All in all, the Twilight Sad album really only updates The Trash Can Sinatras with oodles of shoegaze and early Radiohead moves. And Frightened Rabbit executes this with better lyrics, although they're not as far along as the Twilight Sad, or they at least don't have the major league distro (EMI/Caroline) that the Twlight Sad enjoys.
Frightened Rabbit - Music Now (from Sing the Greys)
I'm admittedly manhandled by Scottish-accented singing, male or female (Arab Strap drives me nuts, as you can imagine), possibly because Mr. Parnell's paternal ancestors fled that country in the 18th century due to beheadings and the like (Braveheart, my family was not). It's in the Jungian conscious, at least when I'm drunk. When I toured the highlands as a young man, I skipped the relations' graves for a right pilgrimage to the only headstone that counted, at least at the time: Thomas De Quincey. And this was years before Trainspottting.
As for the Trash Can Sinatras, they dispensed with the shoegaze for their debut, Cake,and went after an acoustic-based version of the Smiths' starry, pompish pop and, for a few singles succeeded, especially with their it's-not-on-80s-comps-but-should-be (because it came out in 1990) "Only Tongue Can Tell." And John Leckie produced it, so there you go.
Their 1993 soph rekkid, I've Seen Everything, remains their high point, gaining raves at the time (I recall one in the Washington City Paper). J Frank's pal (and wicked good shortstop) Jack Rabid wrote the album's Allmusic profile, and he's totally right about the outtakes. I'd post the whole record if I could. Not a low point on it, with varied stylistic approaches to a set of uniformly excellent tracks, all melodic in that way that Scots seem born to offer. The lyrics don't offend, either, for when they use a cliche, it's well placed: the soft, careful love song "Worked a Miracle" suddenly takes a worried, darker, and louder turn matched by the command "nobody leaves this room. Nobody here. Nobody touches anything."
If you have a wedding, and want to avoid cheese, use this album (if not the Blue Nile). Imagine Sigur Ros backing Aztec Camera. Only the Las rivaled them.
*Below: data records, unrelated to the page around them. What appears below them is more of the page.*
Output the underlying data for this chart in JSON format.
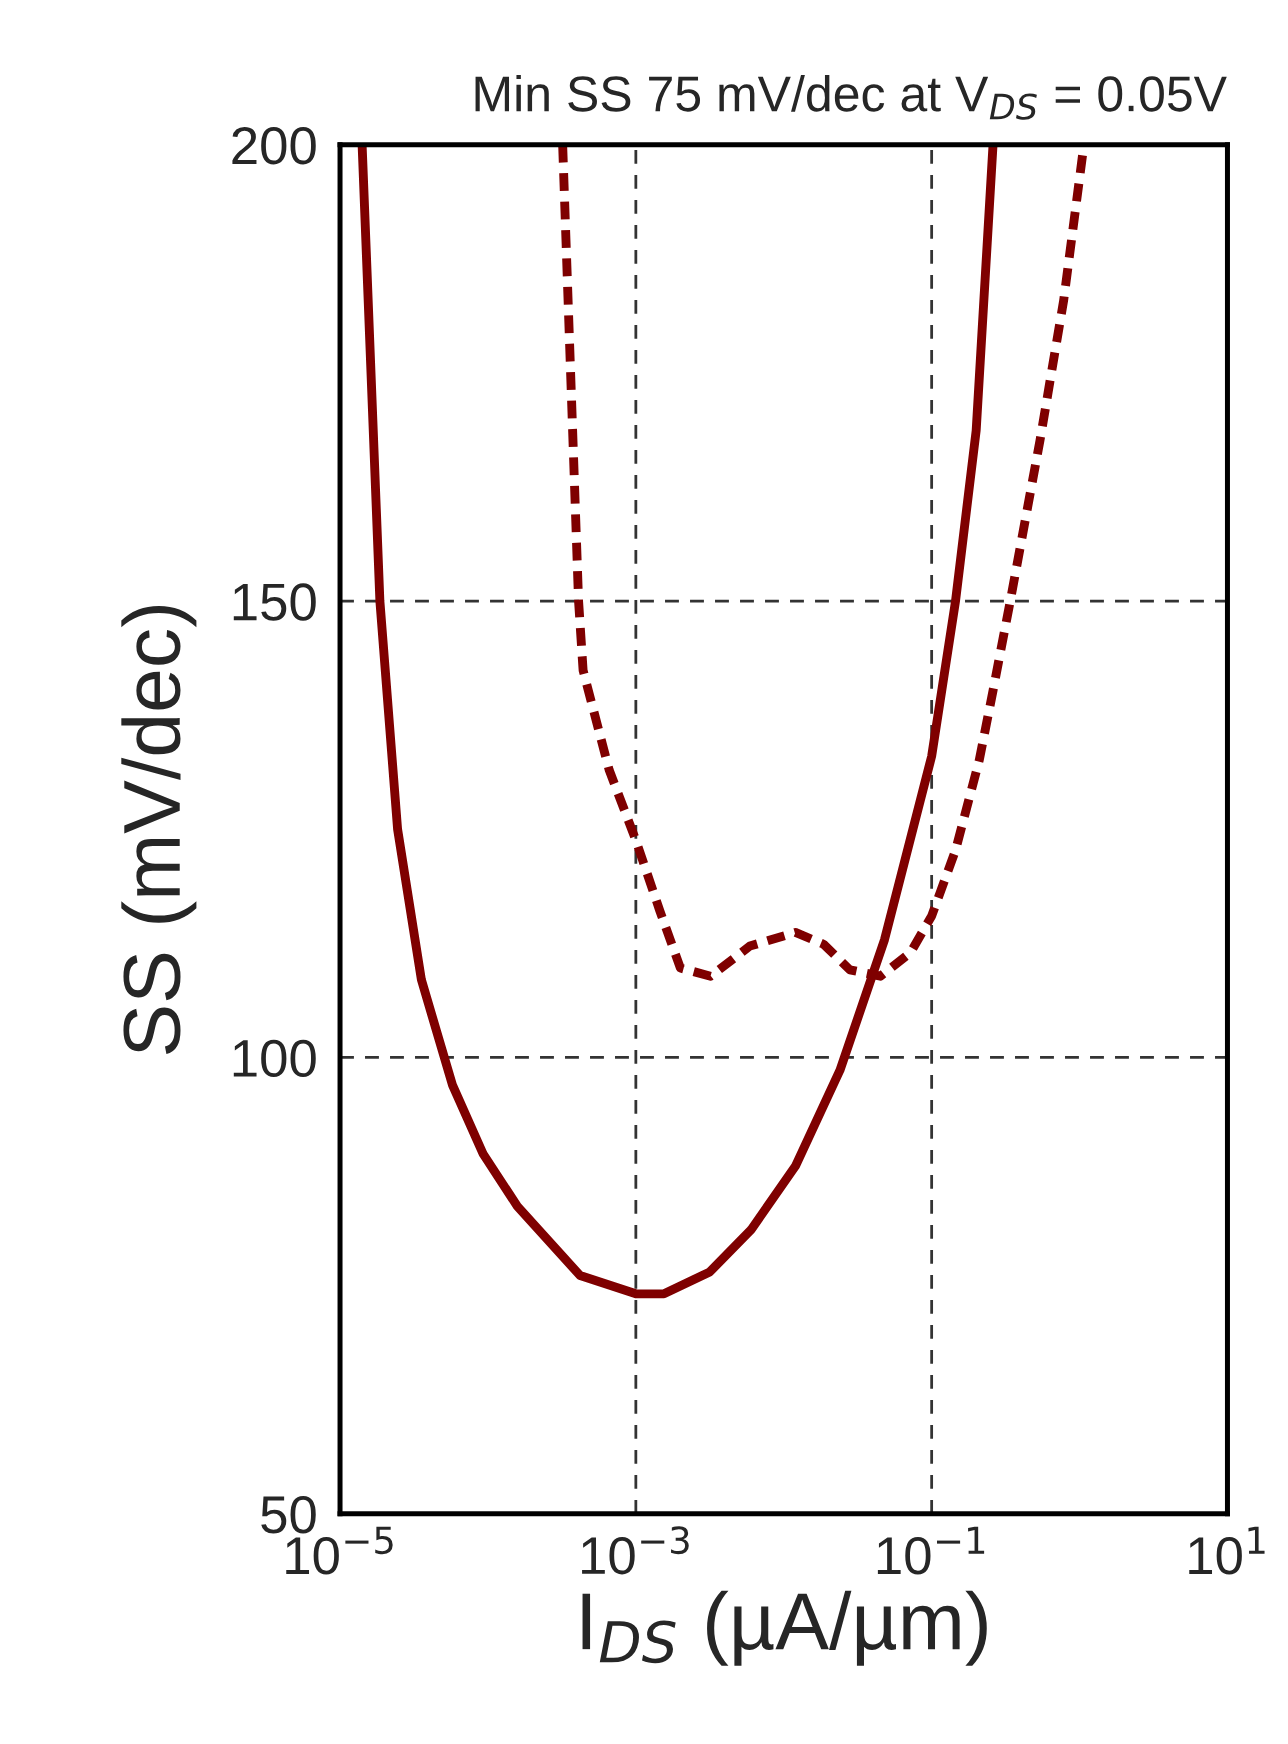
{
  "chart_data": {
    "type": "line",
    "title": "Min SS 75 mV/dec at V$_{DS}$ = 0.05V",
    "xlabel": "I$_{DS}$ (µA/µm)",
    "ylabel": "SS (mV/dec)",
    "log": "x",
    "grid": true,
    "xlim": [
      1e-05,
      10
    ],
    "ylim": [
      50,
      200
    ],
    "xticks": [
      {
        "value": 1e-05,
        "label": "10$^{−5}$"
      },
      {
        "value": 0.001,
        "label": "10$^{−3}$"
      },
      {
        "value": 0.1,
        "label": "10$^{−1}$"
      },
      {
        "value": 10,
        "label": "10$^{1}$"
      }
    ],
    "yticks": [
      50,
      100,
      150,
      200
    ],
    "series": [
      {
        "color": "#7f0000",
        "line_style": "solid",
        "x": [
          1.41e-05,
          1.86e-05,
          2.45e-05,
          3.55e-05,
          5.75e-05,
          9.3e-05,
          0.000158,
          0.00042,
          0.001,
          0.00155,
          0.00316,
          0.006,
          0.012,
          0.024,
          0.048,
          0.1,
          0.145,
          0.2,
          0.26
        ],
        "values": [
          200,
          150,
          125,
          108.5,
          97,
          89.4,
          83.7,
          76.1,
          74.1,
          74.1,
          76.5,
          81.1,
          88.1,
          98.6,
          112.9,
          133,
          150,
          168.7,
          200
        ]
      },
      {
        "color": "#7f0000",
        "line_style": "dashed",
        "x": [
          0.00032,
          0.00041,
          0.00044,
          0.00066,
          0.001,
          0.00145,
          0.002,
          0.0032,
          0.0059,
          0.012,
          0.0186,
          0.028,
          0.045,
          0.072,
          0.1,
          0.145,
          0.21,
          0.26,
          0.34,
          0.54,
          0.78,
          1.07
        ],
        "values": [
          200,
          150,
          142.4,
          131.5,
          123.8,
          116.1,
          109.8,
          108.9,
          112.2,
          113.7,
          112.4,
          109.6,
          108.9,
          111.5,
          115.5,
          122.7,
          132.6,
          140.2,
          150,
          167.6,
          182.9,
          200
        ]
      }
    ]
  }
}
1996's A Happy Pocket may be only rarely found in the US, but worth searching out, for fans, for its handful of winners. Here though, they reverted to a consistent pop sheen, much like mid-career Prefab Sprout, albeit less commercial. I saw them at Maxwell's aroudn this time, and while they were at times pretty hokey performers, the songs sang for themselves.